There are two options for recording tracks from a CD. If you want the whole thing, you just pop the CD in the slot, make sure it is stopped and then press the Rec/Del key. The disc will start up and start playing and copying to MP3 on USB/SD in real time. For a specific track, start it playing and press the Rec/Del key. The playback will jump back to the start of the track and only that track will record.

The internal recording from CD did not seem to be analogue. Comparing the waveform of an MP3 recorded from CD on this device with the original CD waveform, there were only a couple of tenths of a decibel of difference between the two here and there, and that could be attributed to the MP3 compression. I’d say that the MP3 encoder worked directly on the PCM output from the CD section.
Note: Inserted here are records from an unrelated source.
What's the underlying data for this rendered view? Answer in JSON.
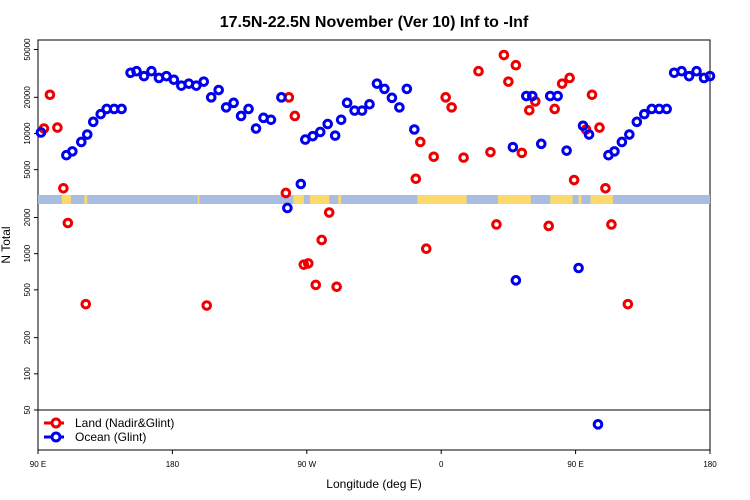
{
  "chart_data": {
    "type": "scatter",
    "title": "17.5N-22.5N November (Ver 10)   Inf to -Inf",
    "xlabel": "Longitude (deg E)",
    "ylabel": "N Total",
    "x_scale": "linear",
    "y_scale": "log",
    "xlim": [
      90,
      540
    ],
    "ylim": [
      50,
      60000
    ],
    "x_ticks": [
      {
        "value": 90,
        "label": "90 E"
      },
      {
        "value": 180,
        "label": "180"
      },
      {
        "value": 270,
        "label": "90 W"
      },
      {
        "value": 360,
        "label": "0"
      },
      {
        "value": 450,
        "label": "90 E"
      },
      {
        "value": 540,
        "label": "180"
      }
    ],
    "y_ticks": [
      {
        "value": 50,
        "label": "50"
      },
      {
        "value": 100,
        "label": "100"
      },
      {
        "value": 200,
        "label": "200"
      },
      {
        "value": 500,
        "label": "500"
      },
      {
        "value": 1000,
        "label": "1000"
      },
      {
        "value": 2000,
        "label": "2000"
      },
      {
        "value": 5000,
        "label": "5000"
      },
      {
        "value": 10000,
        "label": "10000"
      },
      {
        "value": 20000,
        "label": "20000"
      },
      {
        "value": 50000,
        "label": "50000"
      }
    ],
    "legend_position": "bottom-left",
    "series": [
      {
        "name": "Land (Nadir&Glint)",
        "color": "#ee0000",
        "marker": "open-circle",
        "points": [
          [
            94,
            11000
          ],
          [
            98,
            21000
          ],
          [
            103,
            11200
          ],
          [
            107,
            3500
          ],
          [
            110,
            1800
          ],
          [
            122,
            380
          ],
          [
            203,
            370
          ],
          [
            256,
            3200
          ],
          [
            258,
            20000
          ],
          [
            262,
            14000
          ],
          [
            268,
            810
          ],
          [
            271,
            830
          ],
          [
            276,
            550
          ],
          [
            280,
            1300
          ],
          [
            285,
            2200
          ],
          [
            290,
            530
          ],
          [
            343,
            4200
          ],
          [
            346,
            8500
          ],
          [
            350,
            1100
          ],
          [
            355,
            6400
          ],
          [
            363,
            20000
          ],
          [
            367,
            16500
          ],
          [
            375,
            6300
          ],
          [
            385,
            33000
          ],
          [
            393,
            7000
          ],
          [
            397,
            1750
          ],
          [
            402,
            45000
          ],
          [
            405,
            27000
          ],
          [
            410,
            37000
          ],
          [
            414,
            6900
          ],
          [
            419,
            15600
          ],
          [
            423,
            18500
          ],
          [
            432,
            1700
          ],
          [
            436,
            16000
          ],
          [
            441,
            26000
          ],
          [
            446,
            29000
          ],
          [
            449,
            4100
          ],
          [
            457,
            10800
          ],
          [
            461,
            21000
          ],
          [
            466,
            11200
          ],
          [
            470,
            3500
          ],
          [
            474,
            1750
          ],
          [
            485,
            380
          ]
        ]
      },
      {
        "name": "Ocean (Glint)",
        "color": "#0000ee",
        "marker": "open-circle",
        "points": [
          [
            92,
            10200
          ],
          [
            109,
            6600
          ],
          [
            113,
            7100
          ],
          [
            119,
            8500
          ],
          [
            123,
            9800
          ],
          [
            127,
            12500
          ],
          [
            132,
            14500
          ],
          [
            136,
            16000
          ],
          [
            141,
            16000
          ],
          [
            146,
            16000
          ],
          [
            152,
            32000
          ],
          [
            156,
            33000
          ],
          [
            161,
            30000
          ],
          [
            166,
            33000
          ],
          [
            171,
            29000
          ],
          [
            176,
            30000
          ],
          [
            181,
            28000
          ],
          [
            186,
            25000
          ],
          [
            191,
            26000
          ],
          [
            196,
            25000
          ],
          [
            201,
            27000
          ],
          [
            206,
            20000
          ],
          [
            211,
            23000
          ],
          [
            216,
            16500
          ],
          [
            221,
            18000
          ],
          [
            226,
            14000
          ],
          [
            231,
            16000
          ],
          [
            236,
            11000
          ],
          [
            241,
            13500
          ],
          [
            246,
            13000
          ],
          [
            253,
            20000
          ],
          [
            257,
            2400
          ],
          [
            266,
            3800
          ],
          [
            269,
            8900
          ],
          [
            274,
            9500
          ],
          [
            279,
            10300
          ],
          [
            284,
            12000
          ],
          [
            289,
            9600
          ],
          [
            293,
            13000
          ],
          [
            297,
            18000
          ],
          [
            302,
            15500
          ],
          [
            307,
            15500
          ],
          [
            312,
            17500
          ],
          [
            317,
            26000
          ],
          [
            322,
            23500
          ],
          [
            327,
            19800
          ],
          [
            332,
            16500
          ],
          [
            337,
            23500
          ],
          [
            342,
            10800
          ],
          [
            408,
            7700
          ],
          [
            410,
            600
          ],
          [
            417,
            20500
          ],
          [
            421,
            20500
          ],
          [
            427,
            8200
          ],
          [
            433,
            20500
          ],
          [
            438,
            20500
          ],
          [
            444,
            7200
          ],
          [
            452,
            760
          ],
          [
            455,
            11600
          ],
          [
            459,
            9800
          ],
          [
            472,
            6600
          ],
          [
            476,
            7100
          ],
          [
            481,
            8500
          ],
          [
            486,
            9800
          ],
          [
            491,
            12500
          ],
          [
            496,
            14500
          ],
          [
            501,
            16000
          ],
          [
            506,
            16000
          ],
          [
            511,
            16000
          ],
          [
            516,
            32000
          ],
          [
            521,
            33000
          ],
          [
            526,
            30000
          ],
          [
            531,
            33000
          ],
          [
            536,
            29000
          ],
          [
            540,
            30000
          ],
          [
            465,
            38
          ]
        ]
      }
    ],
    "landmask_strip": {
      "ocean_color": "#a8bde0",
      "land_color": "#fcd96c",
      "land_ranges": [
        [
          106,
          112
        ],
        [
          121,
          123
        ],
        [
          197,
          198
        ],
        [
          261,
          268
        ],
        [
          272,
          285
        ],
        [
          291,
          293
        ],
        [
          344,
          377
        ],
        [
          398,
          420
        ],
        [
          433,
          448
        ],
        [
          452,
          454
        ],
        [
          460,
          475
        ]
      ]
    }
  }
}
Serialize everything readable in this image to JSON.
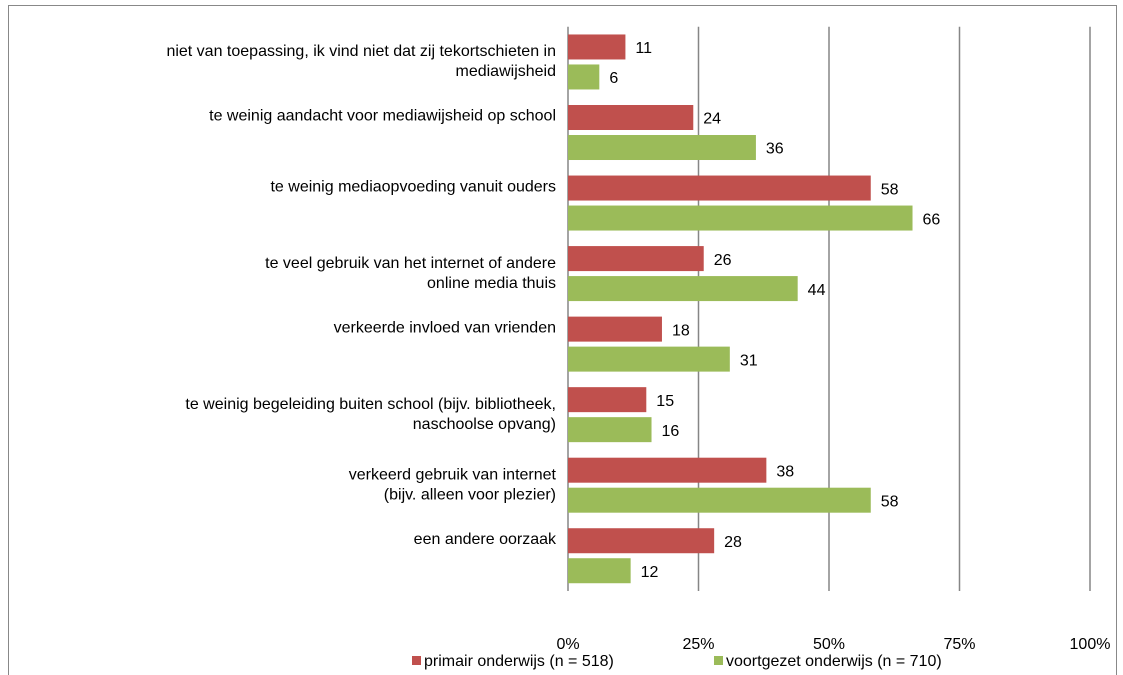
{
  "chart_data": {
    "type": "hbar",
    "categories": [
      [
        "niet van toepassing, ik vind niet dat zij tekortschieten in",
        "mediawijsheid"
      ],
      [
        "te weinig aandacht voor mediawijsheid op school"
      ],
      [
        "te weinig mediaopvoeding vanuit ouders"
      ],
      [
        "te veel gebruik van het internet of andere",
        "online media thuis"
      ],
      [
        "verkeerde invloed van vrienden"
      ],
      [
        "te weinig begeleiding buiten school (bijv. bibliotheek,",
        "naschoolse opvang)"
      ],
      [
        "verkeerd gebruik van internet",
        "(bijv. alleen voor plezier)"
      ],
      [
        "een andere oorzaak"
      ]
    ],
    "series": [
      {
        "name": "primair onderwijs (n = 518)",
        "color": "#c0504d",
        "values": [
          11,
          24,
          58,
          26,
          18,
          15,
          38,
          28
        ]
      },
      {
        "name": "voortgezet onderwijs (n = 710)",
        "color": "#9bbb59",
        "values": [
          6,
          36,
          66,
          44,
          31,
          16,
          58,
          12
        ]
      }
    ],
    "xlim": [
      0,
      100
    ],
    "xticks": [
      {
        "value": 0,
        "label": "0%"
      },
      {
        "value": 25,
        "label": "25%"
      },
      {
        "value": 50,
        "label": "50%"
      },
      {
        "value": 75,
        "label": "75%"
      },
      {
        "value": 100,
        "label": "100%"
      }
    ],
    "grid": true,
    "legend": "bottom"
  }
}
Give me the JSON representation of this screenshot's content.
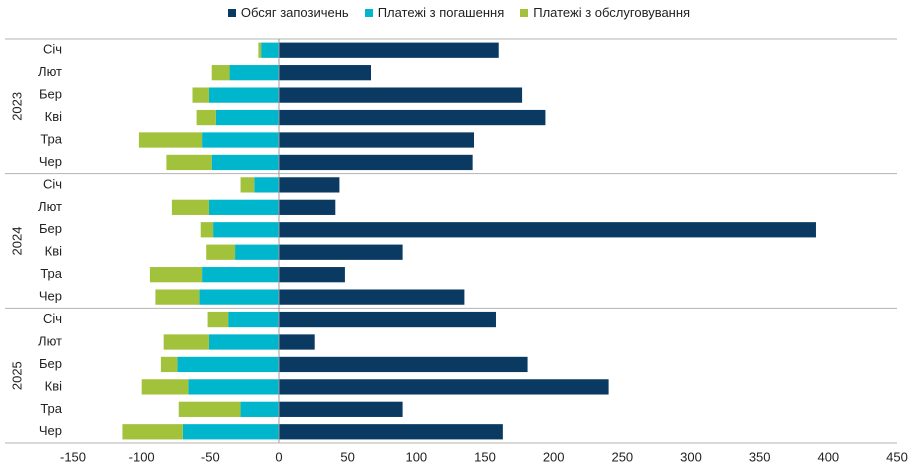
{
  "colors": {
    "borrowing": "#0a3a61",
    "repayment": "#00b6cc",
    "servicing": "#a2c23b",
    "grid": "#b3b3b3",
    "axis": "#9c9c9c"
  },
  "chart_data": {
    "type": "bar",
    "orientation": "horizontal",
    "stacked": true,
    "title": "",
    "xlabel": "",
    "ylabel": "",
    "xlim": [
      -150,
      450
    ],
    "x_ticks": [
      -150,
      -100,
      -50,
      0,
      50,
      100,
      150,
      200,
      250,
      300,
      350,
      400,
      450
    ],
    "legend_position": "top-center",
    "groups": [
      {
        "label": "2023",
        "categories": [
          "Січ",
          "Лют",
          "Бер",
          "Кві",
          "Тра",
          "Чер"
        ]
      },
      {
        "label": "2024",
        "categories": [
          "Січ",
          "Лют",
          "Бер",
          "Кві",
          "Тра",
          "Чер"
        ]
      },
      {
        "label": "2025",
        "categories": [
          "Січ",
          "Лют",
          "Бер",
          "Кві",
          "Тра",
          "Чер"
        ]
      }
    ],
    "series": [
      {
        "name": "Обсяг запозичень",
        "color_key": "borrowing",
        "values": [
          160,
          67,
          177,
          194,
          142,
          141,
          44,
          41,
          391,
          90,
          48,
          135,
          158,
          26,
          181,
          240,
          90,
          163
        ]
      },
      {
        "name": "Платежі з погашення",
        "color_key": "repayment",
        "values": [
          -13,
          -36,
          -51,
          -46,
          -56,
          -49,
          -18,
          -51,
          -48,
          -32,
          -56,
          -58,
          -37,
          -51,
          -74,
          -66,
          -28,
          -70
        ]
      },
      {
        "name": "Платежі з обслуговування",
        "color_key": "servicing",
        "values": [
          -2,
          -13,
          -12,
          -14,
          -46,
          -33,
          -10,
          -27,
          -9,
          -21,
          -38,
          -32,
          -15,
          -33,
          -12,
          -34,
          -45,
          -44
        ]
      }
    ]
  }
}
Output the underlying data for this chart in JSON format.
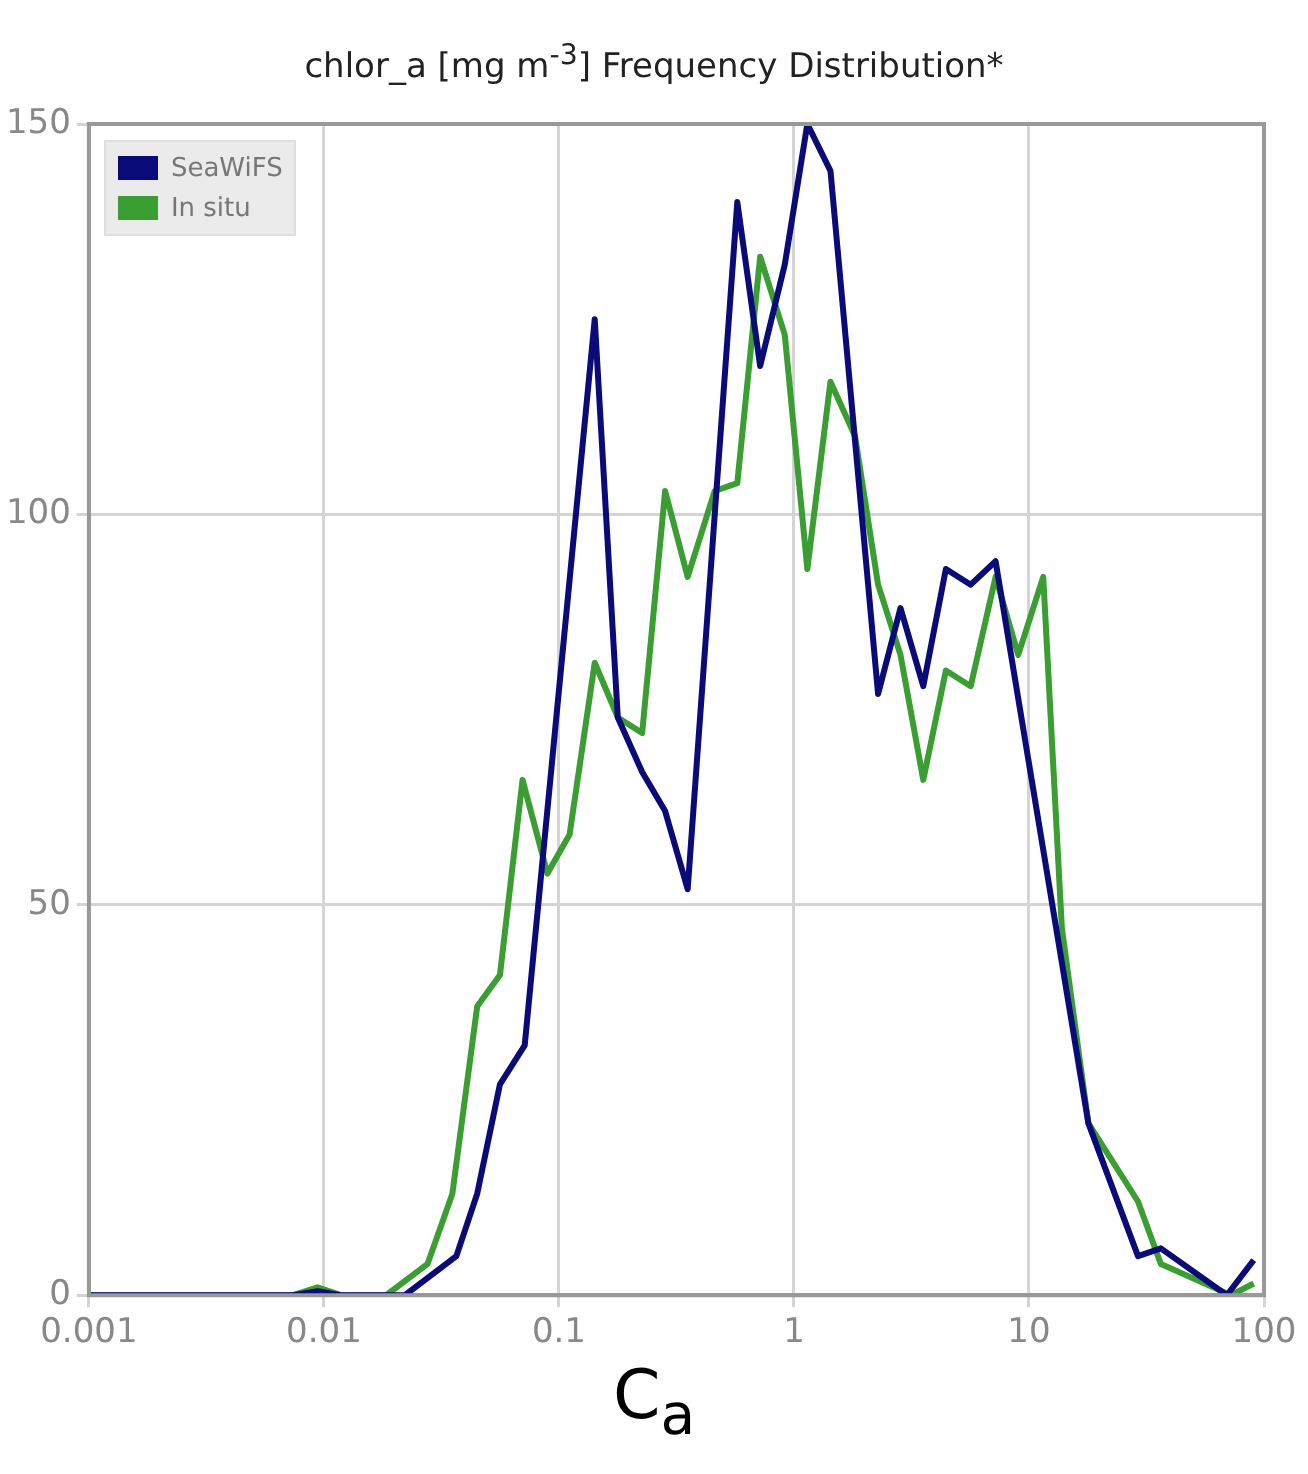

It also created higher quality MP3 files, using a 192kbps constant bit rate and leaving the high frequencies intact out to 20,000Hz (many MP3 encoders trim the high frequencies above 16,000Hz, especially at lower bitrates).

If you’re recording from, say, DAB+, then the DAB+ output from the ‘Priority’ connection mutes to a very low (and rather scratchy) level. So to record and listen at the same time, a couple of RCA splitter plugs should be used on the main DAB+ outputs to feed the recording input and the amplifier simultaneously.

Conclusion

The Redback A2706F is a versatile source device that would be suitable for many commercial applications.